A giant arc of galaxies discovered 9.2 billion light-years away

The discovery challenges basic assumptions about the Universe.

Ph.D. student Alexia Lopez and adviser Roger Clowes, from the Jeremiah Horrocks Institute at the University of Central Lancashire (UCLan), together with collaborator Gerard Williger from the University of Louisville, USA, have discovered a giant, almost symmetrical arc of galaxies in distant space. Known as the Giant Arc, spanning 3.3 billion light-years is located more than 9.2 billion light-years away in the constellation of Boötes the Herdsman.

The discovery of this giant arc was made while looking at absorption lines in the spectra towards quasars from the Sloan Digital Sky Survey (SDSS). The team observed the intervening Magnesium (Mg) II absorption systems backlit by quasars. The discovery changes the idea of what an “average” bit of space looks like.

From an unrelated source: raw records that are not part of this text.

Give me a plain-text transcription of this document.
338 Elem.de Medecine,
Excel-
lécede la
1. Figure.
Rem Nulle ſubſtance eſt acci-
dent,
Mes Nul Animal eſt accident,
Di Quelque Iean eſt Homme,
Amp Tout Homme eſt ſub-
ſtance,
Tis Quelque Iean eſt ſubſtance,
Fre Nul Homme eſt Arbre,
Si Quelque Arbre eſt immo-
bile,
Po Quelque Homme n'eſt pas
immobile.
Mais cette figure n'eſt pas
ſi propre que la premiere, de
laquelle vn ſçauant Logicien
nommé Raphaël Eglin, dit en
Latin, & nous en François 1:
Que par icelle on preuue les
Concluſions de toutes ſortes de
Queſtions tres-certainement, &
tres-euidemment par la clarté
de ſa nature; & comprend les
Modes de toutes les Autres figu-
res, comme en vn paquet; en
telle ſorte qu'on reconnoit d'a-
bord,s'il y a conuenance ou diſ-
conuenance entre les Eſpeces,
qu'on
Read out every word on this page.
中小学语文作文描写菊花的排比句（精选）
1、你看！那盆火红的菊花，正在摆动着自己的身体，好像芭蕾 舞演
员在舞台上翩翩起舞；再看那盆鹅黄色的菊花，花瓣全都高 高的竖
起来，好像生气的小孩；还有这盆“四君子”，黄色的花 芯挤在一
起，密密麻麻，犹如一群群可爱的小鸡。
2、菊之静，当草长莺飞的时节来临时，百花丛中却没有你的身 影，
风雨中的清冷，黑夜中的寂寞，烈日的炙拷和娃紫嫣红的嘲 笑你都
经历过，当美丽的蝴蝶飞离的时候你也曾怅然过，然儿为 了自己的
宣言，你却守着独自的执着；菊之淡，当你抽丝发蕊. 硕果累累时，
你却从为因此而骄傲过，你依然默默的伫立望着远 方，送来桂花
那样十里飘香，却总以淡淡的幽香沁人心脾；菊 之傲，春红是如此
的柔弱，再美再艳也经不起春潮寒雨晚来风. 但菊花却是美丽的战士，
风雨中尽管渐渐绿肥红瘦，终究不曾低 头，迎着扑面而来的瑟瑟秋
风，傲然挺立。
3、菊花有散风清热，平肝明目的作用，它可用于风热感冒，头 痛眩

The Giant Arc, which is around 1/fifteenth the range of the perceptible Universe, shows as a gigantic, almost symmetrical, crescent of galaxies in the remote Universe. It is double the size of the striking Sloan Great Wall of galaxies and clusters that is found in the nearby Universe. This new revelation of the Giant Arc adds to an accumulating set of cautions difficulties to the Cosmological Principle.

giant arc
The Giant Arc: The grey contours represent the Mg ll absorbers, which indicate the distribution of galaxies and galaxy clusters. The blue clots represent the background quasars. The Giant Arc is centered on this figure spanning- 600 to +400 Mpc on the x-axis.

The disclosure of the Giant Arc adds to the number of structures on scales bigger than those suspected to be “smooth” and, in this way, pushes the boundary size for the Cosmological Principle.

UCLan Ph.D. student Alexia Lopez said“The Giant Arc we see certainly raises more questions than answers as it may expand the notion of ‘sufficiently large.’ The key question is, what do we consider to be ‘sufficiently large’?”

“A quasar acts like a giant lamp shining a spotlight through other galaxies, with the light eventually reaching us here on Earth.”

“We can use telescopes to measure the spectra of these quasars, which essentially tells us the journey that the quasar light has been through, and in particular where the light has been absorbed. We can locate where the quasar light has passed through galaxies by a signature Mg II doublet feature, a distinctive pair of absorption lines in the spectra. From this easily identified absorption ‘fingerprint,’ we can map low luminosity matter that would usually go unseen due to its faint light emitted in comparison to the quasars.”

“When viewed on such a large scale, we expect to see a statistically smooth distribution of matter across the Universe, based on the Cosmological Principle introduced by Einstein to make the maths easier, that the Universe is isotropic and homogeneous. It means that the night sky, when viewed on a sufficiently large scale, should look the same, regardless of the observers’ locations or the directions in which they are looking.”

“The Giant Arc we see certainly raises more questions than answers as it may expand the notion of ‘sufficiently large.’ The key question is, what do we consider to be ‘sufficiently large’?”

“We are seeing the Giant Arc now, but in reality, the data we’re looking at show the Universe as it was half its lifetime ago because the light has been en route, traveling towards us for billions of years. It was so long ago that the Universe at the time was about 1.8 times smaller than it is now.”

The work was presented at the 238th virtual meeting of the American Astronomical Society, 7-9 June.